For a "chat with your documents" application:

1. Ingestion
   - Parse documents (text, PDF, HTML)
   - Chunk: 256-512 tokens with 10-20% overlap, on semantic boundaries
   - Embed each chunk via BGE-large
   - Insert into pgvector with metadata (document_id, page, etc.)

2. Indexing
   - HNSW index on embedding column
   - Optional: tsvector for BM25
   - GIN index on metadata for filters

3. Retrieval
   - Query → embed via BGE-large
   - Top-50 by cosine
   - Optional: BM25 top-50; RRF combine
   - Optional: rerank top-50 → top-10 via BGE-reranker
   - Select top 5-10 chunks to feed LLM

4. Generation
   - System prompt + retrieved chunks + user query
   - LLM (Qwen 2.5 14B or similar) at int4 via vLLM
   - Stream response

5. Citation
   - Track which chunks were retrieved
   - LLM cites by source label
   - UI shows expandable citations

This is the standard pattern.

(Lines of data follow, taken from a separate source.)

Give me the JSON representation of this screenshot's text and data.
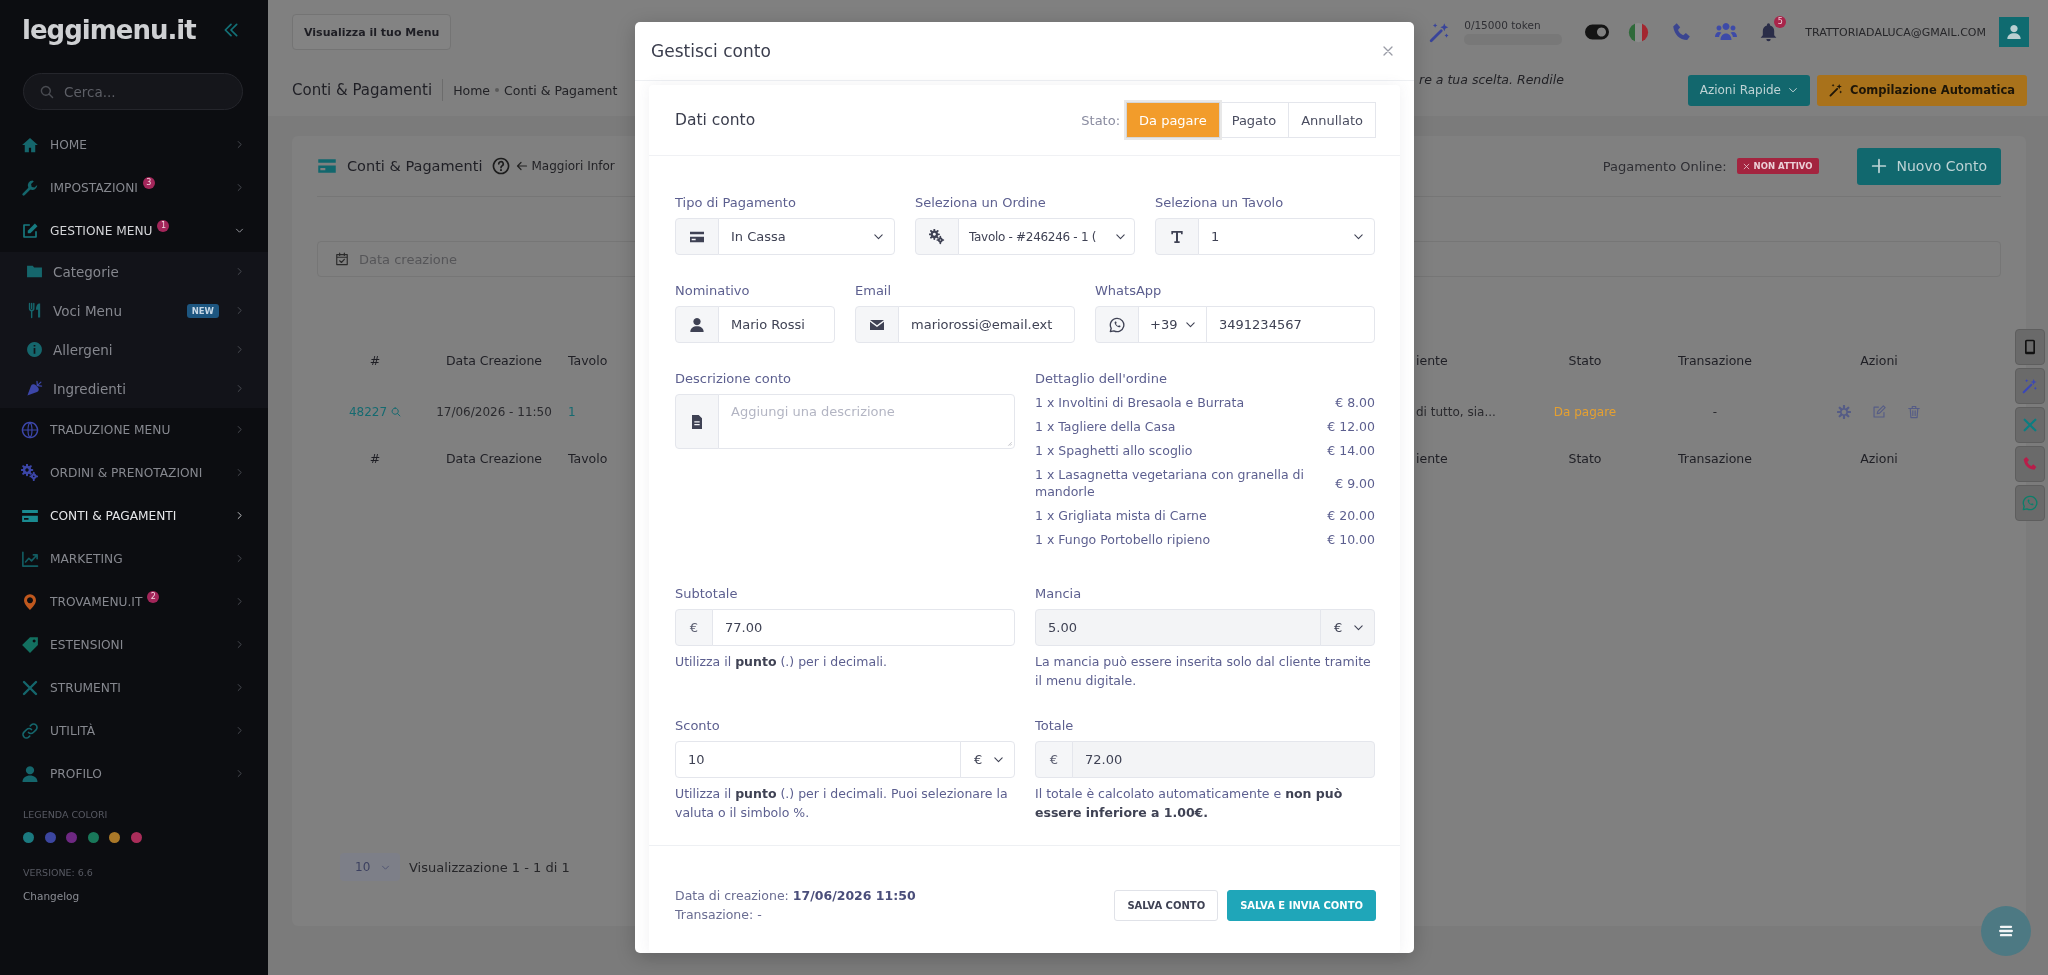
{
  "sidebar": {
    "logo": "leggimenu.it",
    "search": {
      "placeholder": "Cerca..."
    },
    "items": [
      {
        "label": "HOME",
        "color": "#15666c",
        "selected": false,
        "expanded": false
      },
      {
        "label": "IMPOSTAZIONI",
        "badge": "3",
        "color": "#15666c",
        "selected": false,
        "expanded": false
      },
      {
        "label": "GESTIONE MENU",
        "badge": "1",
        "color": "#177a80",
        "selected": false,
        "expanded": true,
        "children": [
          {
            "label": "Categorie",
            "color": "#15666c",
            "selected": false
          },
          {
            "label": "Voci Menu",
            "tag": "NEW",
            "color": "#15666c",
            "selected": false
          },
          {
            "label": "Allergeni",
            "color": "#15666c",
            "selected": false
          },
          {
            "label": "Ingredienti",
            "color": "#3c46a8",
            "selected": false
          }
        ]
      },
      {
        "label": "TRADUZIONE MENU",
        "color": "#3c46a8",
        "selected": false,
        "expanded": false
      },
      {
        "label": "ORDINI & PRENOTAZIONI",
        "color": "#3c46a8",
        "selected": false,
        "expanded": false
      },
      {
        "label": "CONTI & PAGAMENTI",
        "color": "#1a8a90",
        "selected": true,
        "expanded": false
      },
      {
        "label": "MARKETING",
        "color": "#125c62",
        "selected": false,
        "expanded": false
      },
      {
        "label": "TROVAMENU.IT",
        "badge": "2",
        "color": "#c0581e",
        "selected": false,
        "expanded": false
      },
      {
        "label": "ESTENSIONI",
        "color": "#137060",
        "selected": false,
        "expanded": false
      },
      {
        "label": "STRUMENTI",
        "color": "#15666c",
        "selected": false,
        "expanded": false
      },
      {
        "label": "UTILITÀ",
        "color": "#15666c",
        "selected": false,
        "expanded": false
      },
      {
        "label": "PROFILO",
        "color": "#15666c",
        "selected": false,
        "expanded": false
      }
    ],
    "legend": {
      "title": "LEGENDA COLORI",
      "colors": [
        {
          "color": "#1b7a80"
        },
        {
          "color": "#3c46a0"
        },
        {
          "color": "#6e2882"
        },
        {
          "color": "#19785a"
        },
        {
          "color": "#aa7828"
        },
        {
          "color": "#aa2d5a"
        }
      ]
    },
    "version": "VERSIONE: 6.6",
    "changelog": "Changelog"
  },
  "topbar": {
    "view_menu_button": "Visualizza il tuo Menu",
    "tokens": {
      "label": "0/15000 token",
      "level": 0
    },
    "notifications": "5",
    "email": "TRATTORIADALUCA@GMAIL.COM"
  },
  "page_header": {
    "title": "Conti & Pagamenti",
    "breadcrumb": [
      "Home",
      "Conti & Pagament"
    ],
    "announcement": "re a tua scelta. Rendile",
    "buttons": [
      {
        "label": "Azioni Rapide",
        "kind": "dropdown"
      },
      {
        "label": "Compilazione Automatica",
        "kind": "magic"
      }
    ]
  },
  "card": {
    "title": "Conti & Pagamenti",
    "help_link": "Maggiori Infor",
    "online_payment": {
      "label": "Pagamento Online:",
      "status": "NON ATTIVO",
      "active": false
    },
    "new_button": "Nuovo Conto",
    "filter": {
      "placeholder": "Data creazione"
    },
    "table": {
      "columns": [
        "#",
        "Data Creazione",
        "Tavolo",
        "iente",
        "Stato",
        "Transazione",
        "Azioni"
      ],
      "rows": [
        {
          "cells": [
            "48227",
            "17/06/2026 - 11:50",
            "1",
            "di tutto, sia...",
            "Da pagare",
            "-"
          ]
        }
      ],
      "footer_columns": [
        "#",
        "Data Creazione",
        "Tavolo",
        "iente",
        "Stato",
        "Transazione",
        "Azioni"
      ]
    },
    "pagination": {
      "page_size": "10",
      "summary": "Visualizzazione 1 - 1 di 1"
    }
  },
  "modal": {
    "title": "Gestisci conto",
    "section_title": "Dati conto",
    "status_label": "Stato:",
    "statuses": [
      {
        "label": "Da pagare",
        "selected": true
      },
      {
        "label": "Pagato",
        "selected": false
      },
      {
        "label": "Annullato",
        "selected": false
      }
    ],
    "payment_type": {
      "label": "Tipo di Pagamento",
      "value": "In Cassa"
    },
    "order": {
      "label": "Seleziona un Ordine",
      "value": "Tavolo - #246246 - 1 ("
    },
    "table": {
      "label": "Seleziona un Tavolo",
      "value": "1"
    },
    "name": {
      "label": "Nominativo",
      "value": "Mario Rossi"
    },
    "email": {
      "label": "Email",
      "value": "mariorossi@email.ext"
    },
    "whatsapp": {
      "label": "WhatsApp",
      "prefix": "+39",
      "value": "3491234567"
    },
    "description": {
      "label": "Descrizione conto",
      "placeholder": "Aggiungi una descrizione"
    },
    "order_detail": {
      "title": "Dettaglio dell'ordine",
      "items": [
        {
          "name": "1 x Involtini di Bresaola e Burrata",
          "price": "€ 8.00"
        },
        {
          "name": "1 x Tagliere della Casa",
          "price": "€ 12.00"
        },
        {
          "name": "1 x Spaghetti allo scoglio",
          "price": "€ 14.00"
        },
        {
          "name": "1 x Lasagnetta vegetariana con granella di mandorle",
          "price": "€ 9.00"
        },
        {
          "name": "1 x Grigliata mista di Carne",
          "price": "€ 20.00"
        },
        {
          "name": "1 x Fungo Portobello ripieno",
          "price": "€ 10.00"
        }
      ]
    },
    "subtotal": {
      "label": "Subtotale",
      "currency": "€",
      "value": "77.00",
      "disabled": false,
      "help": "Utilizza il **punto** (.) per i decimali."
    },
    "tip": {
      "label": "Mancia",
      "value": "5.00",
      "currency": "€",
      "disabled": true,
      "help": "La mancia può essere inserita solo dal cliente tramite il menu digitale."
    },
    "discount": {
      "label": "Sconto",
      "value": "10",
      "currency": "€",
      "disabled": false,
      "help": "Utilizza il **punto** (.) per i decimali. Puoi selezionare la valuta o il simbolo %."
    },
    "total": {
      "label": "Totale",
      "currency": "€",
      "value": "72.00",
      "disabled": true,
      "help": "Il totale è calcolato automaticamente e **non può essere inferiore a 1.00€.**"
    },
    "footer": {
      "created": "Data di creazione: **17/06/2026 11:50**",
      "transaction": "Transazione: -"
    },
    "buttons": [
      {
        "label": "SALVA CONTO",
        "kind": "outline"
      },
      {
        "label": "SALVA E INVIA CONTO",
        "kind": "primary"
      }
    ]
  }
}
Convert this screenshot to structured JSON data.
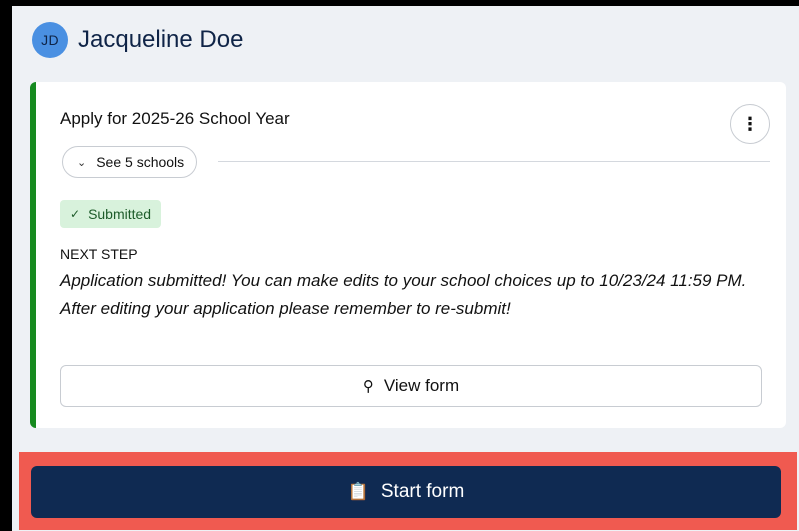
{
  "user": {
    "initials": "JD",
    "name": "Jacqueline Doe"
  },
  "application": {
    "title": "Apply for 2025-26 School Year",
    "schools_toggle_label": "See 5 schools",
    "status": "Submitted",
    "next_step_label": "NEXT STEP",
    "next_step_text": "Application submitted! You can make edits to your school choices up to 10/23/24 11:59 PM. After editing your application please remember to re-submit!",
    "view_form_label": "View form",
    "kebab_icon": "⋮"
  },
  "actions": {
    "start_form_label": "Start form"
  },
  "colors": {
    "accent": "#168a1f",
    "primary": "#0f2a52",
    "highlight": "#f05a50",
    "status_bg": "#d8f2dc"
  }
}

A weekend's work to a functional prototype; weeks to a polished product.

Where local RAG falls short

Frontier reasoning quality. Hard multi-step reasoning still favours commercial frontier models.
Multilingual breadth. Best multilingual coverage is in commercial models; some open ones are catching up.
Multimodal complexity. Vision-language local RAG works but trails commercial.
Operational maturity. Self-hosted serving has more pitfalls than calling an API.

For most internal-knowledge / customer-support / document-search use cases, local RAG is competitive. For a frontier-quality consumer assistant, commercial models still win.

Failure modes specific to local

Embedding model swap breaks the index. Embeddings from BGE-base aren't comparable to embeddings from e5. Pin the model version; reindex on changes.
Too-aggressive quantisation hurts retrieval more than generation. Embedding models are smaller; quantisation hurts proportionally more. Stick to FP16 or BF16 for embeddings.
LLM context overflow. Pretty 7B model has 32k context; you stuff 30 chunks in; it returns garbled output. Cap retrieved chunks at 5-10; aggressive chunk-summarisation if needed.
Stale models. Open-weights move fast; the model you picked 6 months ago is now mid-tier. Periodic re-evaluation.
No prompt cache. Local serving stacks have prompt caching but it's less mature than commercial. Plan for re-processing repeated prompts.

Pragmatic configuration

For a team starting in 2026:

embedder: BAAI/bge-large-en-v1.5
embed_dim: 1024
chunk_size: 384 tokens
chunk_overlap: 64 tokens
vector_store: pgvector with HNSW (m=16, ef_construction=200)
hybrid: true (BM25 via paradedb or tsvector + RRF)
reranker: BAAI/bge-reranker-large (top-50 → top-10)
llm: Qwen2.5-14B-Instruct at int4 via vLLM
serving: vLLM on a single H100; or llama.cpp on Apple M-series workstation
context: top 5 chunks + system prompt + query, ~3-4k tokens

This stack runs comfortably on a single workstation; serves a small team.